Low-copy plasmids 100 mL

Materials:

- bacterial culture

- Qiagen colums

- buffer P1 (100 mg/mL RNAse A, 50 mM Tris/HCl, 10 mM EDTA, pH 8.0)

- buffer P2 (200 mM NaOH, 1% SDS)

- buffer P3 (3 M KAc, pH 5.5)

- buffer QBT (750 mM NaCl, 50 mM MOPS, 15% Ethanol, pH 7.0, 0.15% Triton X-100)

- buffer QC (1 M NaCl, 50 mM MOPS, 15% Ethanol, pH 7.0)

- buffer QF (1.25 M NaCl, 50 mM Tris/HCl, 15% Ethanol, pH 8.5)

- isopropanol

- milliQ

- centrifuge

- nanodrop

Protocol:

1. Pick a single colony from a freshly streaked selective plate and inoculate a starter culture of 25 to 100 mL LB medium containing the appropriate selective antibiotic.
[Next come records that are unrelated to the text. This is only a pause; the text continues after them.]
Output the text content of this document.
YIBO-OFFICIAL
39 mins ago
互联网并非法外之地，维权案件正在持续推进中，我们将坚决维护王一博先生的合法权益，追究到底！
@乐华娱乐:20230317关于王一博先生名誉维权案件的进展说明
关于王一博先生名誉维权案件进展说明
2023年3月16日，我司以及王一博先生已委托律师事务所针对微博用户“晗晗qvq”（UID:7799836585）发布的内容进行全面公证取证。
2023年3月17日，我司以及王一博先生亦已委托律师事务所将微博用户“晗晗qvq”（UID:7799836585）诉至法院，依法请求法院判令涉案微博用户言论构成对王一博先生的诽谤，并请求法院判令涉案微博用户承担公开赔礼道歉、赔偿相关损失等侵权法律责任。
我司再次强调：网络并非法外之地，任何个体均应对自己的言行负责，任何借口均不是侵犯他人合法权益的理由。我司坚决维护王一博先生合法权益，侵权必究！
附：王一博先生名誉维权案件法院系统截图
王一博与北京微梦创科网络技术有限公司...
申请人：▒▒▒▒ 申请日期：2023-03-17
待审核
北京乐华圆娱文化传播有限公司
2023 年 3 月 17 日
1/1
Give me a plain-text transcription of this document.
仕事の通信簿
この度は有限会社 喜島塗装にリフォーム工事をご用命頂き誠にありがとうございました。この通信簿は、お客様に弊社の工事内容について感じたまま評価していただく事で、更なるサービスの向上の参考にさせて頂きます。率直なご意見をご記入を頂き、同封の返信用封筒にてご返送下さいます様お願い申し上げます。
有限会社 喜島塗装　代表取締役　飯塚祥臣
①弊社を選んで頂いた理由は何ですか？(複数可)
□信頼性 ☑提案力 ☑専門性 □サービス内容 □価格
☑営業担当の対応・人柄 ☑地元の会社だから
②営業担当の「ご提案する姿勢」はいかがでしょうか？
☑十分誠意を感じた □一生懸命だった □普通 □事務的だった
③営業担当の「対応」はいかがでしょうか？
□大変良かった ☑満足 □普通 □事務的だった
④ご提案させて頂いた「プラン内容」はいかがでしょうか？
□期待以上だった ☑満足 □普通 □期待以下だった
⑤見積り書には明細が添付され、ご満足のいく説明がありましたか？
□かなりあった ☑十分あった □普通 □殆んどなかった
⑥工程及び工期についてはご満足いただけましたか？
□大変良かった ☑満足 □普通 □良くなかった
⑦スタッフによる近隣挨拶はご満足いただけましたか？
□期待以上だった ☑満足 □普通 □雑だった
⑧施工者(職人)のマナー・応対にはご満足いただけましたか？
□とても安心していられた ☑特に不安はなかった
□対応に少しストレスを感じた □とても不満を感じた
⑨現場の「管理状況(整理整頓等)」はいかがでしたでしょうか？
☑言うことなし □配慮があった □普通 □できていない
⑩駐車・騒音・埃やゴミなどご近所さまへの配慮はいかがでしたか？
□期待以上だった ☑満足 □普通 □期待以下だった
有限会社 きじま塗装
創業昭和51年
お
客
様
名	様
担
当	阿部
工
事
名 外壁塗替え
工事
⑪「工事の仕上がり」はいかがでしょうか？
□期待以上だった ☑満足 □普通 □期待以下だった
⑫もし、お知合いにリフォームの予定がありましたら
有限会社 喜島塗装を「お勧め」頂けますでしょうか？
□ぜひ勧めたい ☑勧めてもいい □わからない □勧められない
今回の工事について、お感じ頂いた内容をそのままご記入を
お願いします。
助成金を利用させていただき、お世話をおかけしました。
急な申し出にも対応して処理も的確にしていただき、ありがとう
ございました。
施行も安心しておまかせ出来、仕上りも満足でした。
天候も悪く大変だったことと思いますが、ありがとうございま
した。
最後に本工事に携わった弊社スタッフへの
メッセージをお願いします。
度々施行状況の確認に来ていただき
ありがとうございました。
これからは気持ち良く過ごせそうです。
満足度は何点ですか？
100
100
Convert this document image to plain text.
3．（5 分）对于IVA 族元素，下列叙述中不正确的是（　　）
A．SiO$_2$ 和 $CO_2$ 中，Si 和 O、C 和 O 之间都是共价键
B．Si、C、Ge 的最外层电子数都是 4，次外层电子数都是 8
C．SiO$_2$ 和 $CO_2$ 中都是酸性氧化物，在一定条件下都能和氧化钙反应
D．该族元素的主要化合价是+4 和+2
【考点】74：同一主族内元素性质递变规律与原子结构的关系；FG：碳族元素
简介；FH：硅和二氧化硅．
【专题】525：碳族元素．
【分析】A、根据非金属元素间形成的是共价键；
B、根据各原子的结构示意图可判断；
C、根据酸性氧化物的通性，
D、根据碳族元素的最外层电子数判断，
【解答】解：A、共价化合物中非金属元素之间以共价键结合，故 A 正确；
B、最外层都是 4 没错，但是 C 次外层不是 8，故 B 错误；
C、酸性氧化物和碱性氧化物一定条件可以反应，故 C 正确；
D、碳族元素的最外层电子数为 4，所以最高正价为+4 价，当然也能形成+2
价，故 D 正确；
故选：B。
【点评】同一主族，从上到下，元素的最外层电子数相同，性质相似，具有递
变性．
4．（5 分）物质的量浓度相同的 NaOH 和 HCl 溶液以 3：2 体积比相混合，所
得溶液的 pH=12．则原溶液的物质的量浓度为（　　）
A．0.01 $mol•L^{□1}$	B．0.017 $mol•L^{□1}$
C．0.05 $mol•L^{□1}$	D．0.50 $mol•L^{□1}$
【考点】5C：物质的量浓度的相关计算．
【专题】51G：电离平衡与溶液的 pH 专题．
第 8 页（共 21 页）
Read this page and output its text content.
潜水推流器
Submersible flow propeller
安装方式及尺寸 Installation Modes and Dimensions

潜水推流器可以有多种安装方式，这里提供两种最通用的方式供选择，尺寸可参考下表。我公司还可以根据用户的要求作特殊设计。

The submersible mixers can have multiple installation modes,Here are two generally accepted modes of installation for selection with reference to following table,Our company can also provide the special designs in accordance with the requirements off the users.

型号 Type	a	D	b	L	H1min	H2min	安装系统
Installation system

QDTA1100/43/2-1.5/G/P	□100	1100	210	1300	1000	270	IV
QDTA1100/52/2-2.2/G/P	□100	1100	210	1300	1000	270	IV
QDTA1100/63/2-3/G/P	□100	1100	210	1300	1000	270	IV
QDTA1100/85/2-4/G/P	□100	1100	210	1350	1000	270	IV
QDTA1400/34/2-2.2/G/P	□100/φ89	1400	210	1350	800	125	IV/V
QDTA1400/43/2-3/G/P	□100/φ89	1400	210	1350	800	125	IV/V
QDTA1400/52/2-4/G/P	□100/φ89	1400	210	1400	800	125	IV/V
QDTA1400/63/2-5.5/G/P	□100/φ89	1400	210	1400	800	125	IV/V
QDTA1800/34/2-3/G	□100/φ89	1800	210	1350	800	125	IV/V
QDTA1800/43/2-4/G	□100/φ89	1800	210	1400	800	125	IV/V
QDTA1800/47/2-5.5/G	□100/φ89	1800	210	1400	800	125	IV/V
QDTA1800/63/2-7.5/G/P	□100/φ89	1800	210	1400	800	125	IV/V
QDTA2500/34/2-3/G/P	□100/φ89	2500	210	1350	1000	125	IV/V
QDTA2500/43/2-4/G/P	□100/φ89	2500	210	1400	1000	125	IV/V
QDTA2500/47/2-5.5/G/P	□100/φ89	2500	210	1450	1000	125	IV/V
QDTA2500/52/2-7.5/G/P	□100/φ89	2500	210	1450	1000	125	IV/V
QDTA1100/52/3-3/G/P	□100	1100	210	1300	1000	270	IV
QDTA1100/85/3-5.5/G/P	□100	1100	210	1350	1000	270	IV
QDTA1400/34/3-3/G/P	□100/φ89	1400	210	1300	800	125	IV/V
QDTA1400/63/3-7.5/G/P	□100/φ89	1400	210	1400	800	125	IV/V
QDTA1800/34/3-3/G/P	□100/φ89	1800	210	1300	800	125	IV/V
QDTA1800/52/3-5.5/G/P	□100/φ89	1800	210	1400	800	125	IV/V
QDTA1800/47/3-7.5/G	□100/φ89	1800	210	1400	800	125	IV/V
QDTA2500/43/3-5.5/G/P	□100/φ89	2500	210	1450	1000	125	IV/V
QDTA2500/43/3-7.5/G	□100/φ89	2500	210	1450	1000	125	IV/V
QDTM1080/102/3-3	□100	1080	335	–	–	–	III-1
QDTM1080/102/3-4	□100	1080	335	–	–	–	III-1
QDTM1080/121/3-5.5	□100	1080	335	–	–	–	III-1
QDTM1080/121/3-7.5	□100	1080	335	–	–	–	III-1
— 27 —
Incubate for approximately 8 h at 37°C with vigorous shaking (approx. 300 rpm)

2. Harvest the 25 to 100 mL bacterial cells by centrifugation at 4.000 rpm for 15 min at 4°C ( Sorvall buckets). If you wish to stop the protocol and continue later, freeze the cell pellets at –20°C

3. Resuspend the bacterial pellet in 4 mL of chilled Buffer P1 (containing RNAse) and pour into a blue cap 50 mL tube

4. Add 4 mL of Buffer P2, mix gently but thoroughly by inverting 4–6 times, and incubate at room temperature for 5 minutes

5. Add 4 mL of chilled Buffer P3, mix gently by inverting 4–6 times, and incubate on ice for 15 minutes

6. Centrifuge 30 min at 4.000 rpm and pour supernatant through cheesecloth into a fresh blue cap 50 mL tube

7. During centrifugation equilibrate a Qiagen-tip 100 by applying 4 mL Buffer QBT, and allow the column to empty by gravity flow

8. Apply the supernatant from step 6 onto the Qiagen-tip and allow it to enter the resin by gravity flow

9. Wash the Qiagen-tip with 2 × 10 mL Buffer QC

10. Elute DNA with 5 mL Buffer QF into 15 mL blue cap tube

11. Precipitate DNA by adding 3.5 mL (0.7 volumes) room-temperature isopropanol to the eluted DNA

12. Mix and centrifuge immediately at 4.000 rpm for 30 minutes at 4 °C

13. Proceed immediately when centrifuge stops and carefully decant the supernatant

14. Wash DNA pellet with 2 mL of cold 70% ethanol, and centrifuge at 4.000 rpm for 10 minutes at 4 °C

15. Carefully decant the supernatant without disturbing the pellet

16. Air-dry the pellet for 5–10 min (has to be dry), and redissolve the DNA in a suitable volume of milliQ H2O

17. Measure DNA concentration on the Nanodrop.